Honestly, I was happy. What a funny word, honestly. As if something as flimsy as human consciousness could ever produce an absolute truth. But I was happy, is what my flimsy mind is telling me. I was happy, so happy, when it started. It was like here, you are loved you deserve love. Look at this person who you made an impression on who is back now and look how excited he is to see you. Look at what you can do for him, look, you are good. You can be loved and love back. You have that ability, in your pouch of talents. The way you looked at me could shake the earth. The way it felt like a finally, a sigh of relief, of homecoming, the way you held me. It felt like that to me and I believed it felt like that for you as well. Holy high hells it was good. It was the pure excitement of wanting another person, me to you you to me is together. It felt, pardon my French, honest.
But I fucked up in a lot of ways. Big ways, small ways, in between sizes of mistakes. Somehow, somewhere, you didn't get out of the car to greet me anymore. I reached, you reacted but not so often anymore anything else. It felt lonely. I know why. I didn't help anything, especially with the big mistakes. Distance grew. Between us, when we were once skin to skin, lay all of these things that weren't us. Will she, will he, why won't she just. Why can't she just. Why isn't he. It all built up to put a wall, or a sea, or I don't know, some sort of barrier between us that stopped it from being what it once was. All of the expectations constantly being let down. All of the feelings so sensitive and raw, bristling at any touch. All of the things that weren't us. Because when it was just us, in your car, talking... It was as it was meant to be. Good. But even then, things -and bad things at that- , crept up and settled between us and they never left, I think. They just grew stronger. So strong the wall or the ocean or whatever dumb metaphor became almost physical. I could touch it as easily as hold your hand. It was there. That close. Real.
After having time to think, being stuck in my own head and locking myself in a room for three days now, this is probably for the best. Because the best wasn't us. We weren't that for each other. But how I wished and wanted and worked for us to be. I didn't give things up, not really. I just always felt that whatever it was I wanted, you were more. You were just more. More important, more valuable, more.
So many mistakes, but I always tried to fix them in the end. I'm a growing girl, so I didn't always get it right the first time. But I did eventually. Or tried to. And I'm proud of myself for that. Some shitty consolation prize for being alone now, I guess. We always tried to fix it. The understanding that we are different people, and the understanding I have now that we were fundamentally different people. We don't get the fantasies in our head of how things should go when we're with someone because we don't get to control someone else. How I think you should react is never more important than how you actually do. I tried to see what you thought and react how I could but I guess trying wasn't enough. From your end, I think you did the same.

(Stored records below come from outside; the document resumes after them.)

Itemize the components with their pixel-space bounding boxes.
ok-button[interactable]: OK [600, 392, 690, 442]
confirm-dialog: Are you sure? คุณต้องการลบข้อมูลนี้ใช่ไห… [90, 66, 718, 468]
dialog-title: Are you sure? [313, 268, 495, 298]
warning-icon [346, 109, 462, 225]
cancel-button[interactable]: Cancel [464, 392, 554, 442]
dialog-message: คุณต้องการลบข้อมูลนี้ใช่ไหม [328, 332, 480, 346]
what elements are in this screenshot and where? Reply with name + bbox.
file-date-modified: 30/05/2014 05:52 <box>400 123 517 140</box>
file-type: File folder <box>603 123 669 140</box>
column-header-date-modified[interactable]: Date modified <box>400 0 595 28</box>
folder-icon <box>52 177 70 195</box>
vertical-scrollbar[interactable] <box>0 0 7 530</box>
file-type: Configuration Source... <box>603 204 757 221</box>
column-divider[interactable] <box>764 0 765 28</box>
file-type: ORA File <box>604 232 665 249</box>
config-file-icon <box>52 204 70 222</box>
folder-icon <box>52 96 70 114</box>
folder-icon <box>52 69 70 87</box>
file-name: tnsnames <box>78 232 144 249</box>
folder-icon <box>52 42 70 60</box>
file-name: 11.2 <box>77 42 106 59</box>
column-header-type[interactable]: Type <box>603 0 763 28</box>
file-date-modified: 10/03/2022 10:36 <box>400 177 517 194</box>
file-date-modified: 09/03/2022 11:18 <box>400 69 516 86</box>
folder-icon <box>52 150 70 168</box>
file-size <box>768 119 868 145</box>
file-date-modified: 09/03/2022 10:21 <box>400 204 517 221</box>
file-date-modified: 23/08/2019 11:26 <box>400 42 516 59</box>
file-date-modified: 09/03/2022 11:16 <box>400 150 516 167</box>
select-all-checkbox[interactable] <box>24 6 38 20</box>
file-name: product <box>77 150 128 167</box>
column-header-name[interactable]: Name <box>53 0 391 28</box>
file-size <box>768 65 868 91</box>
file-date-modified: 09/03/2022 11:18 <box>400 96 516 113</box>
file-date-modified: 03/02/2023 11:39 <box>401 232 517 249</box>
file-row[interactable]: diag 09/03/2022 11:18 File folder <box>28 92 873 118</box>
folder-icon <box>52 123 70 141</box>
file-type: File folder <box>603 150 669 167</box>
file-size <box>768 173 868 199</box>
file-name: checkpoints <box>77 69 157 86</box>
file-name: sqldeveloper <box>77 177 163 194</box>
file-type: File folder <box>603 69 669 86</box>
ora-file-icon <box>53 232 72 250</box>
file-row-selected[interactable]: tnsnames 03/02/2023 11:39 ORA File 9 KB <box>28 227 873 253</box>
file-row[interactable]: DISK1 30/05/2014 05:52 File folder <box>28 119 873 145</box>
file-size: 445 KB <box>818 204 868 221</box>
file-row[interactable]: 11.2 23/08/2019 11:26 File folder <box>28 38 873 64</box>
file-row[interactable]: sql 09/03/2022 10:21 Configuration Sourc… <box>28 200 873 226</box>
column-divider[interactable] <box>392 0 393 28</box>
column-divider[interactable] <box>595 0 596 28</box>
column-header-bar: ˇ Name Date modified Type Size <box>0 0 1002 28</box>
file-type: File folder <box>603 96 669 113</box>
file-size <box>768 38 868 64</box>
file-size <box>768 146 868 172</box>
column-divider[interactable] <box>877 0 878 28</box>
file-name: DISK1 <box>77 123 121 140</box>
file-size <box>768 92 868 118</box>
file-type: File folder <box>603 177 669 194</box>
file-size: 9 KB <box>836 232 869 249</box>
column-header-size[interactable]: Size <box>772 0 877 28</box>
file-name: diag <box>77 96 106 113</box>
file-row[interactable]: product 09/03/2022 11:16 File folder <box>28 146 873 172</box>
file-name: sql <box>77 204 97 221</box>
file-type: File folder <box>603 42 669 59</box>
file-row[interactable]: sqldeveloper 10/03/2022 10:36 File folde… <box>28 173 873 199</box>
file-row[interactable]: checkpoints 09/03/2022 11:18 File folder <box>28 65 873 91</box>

We both did, but it was just not enough everytime to stop the wall or the ocean from growing thicker and taller or deeper or vaster. And now it's so much we have a country between us. Me in my room, you in yours. We tried until you didn't anymore.
One day I will have a happiness just as real, so real I can touch it. One day I will have the safety from anxiety that assured love brings. One day I will have someone who can't stand the thought of not eating breakfast with me every morning. One day I will be looked at like I'm the only thing that matters. One day someone will be so excited to see me, everytime they see me, that they can't stand to have the steps between us take as long as they would for me to walk and they will cross the distance and meet me half way. One day I will have someone excited to hold me and feel excited everytime. One day I will have some one who says fuck it, I love you. One day. Not today.
Today I'm still not okay. Today I'm still in this room. Today I'm still trying to accept that that person won't be you.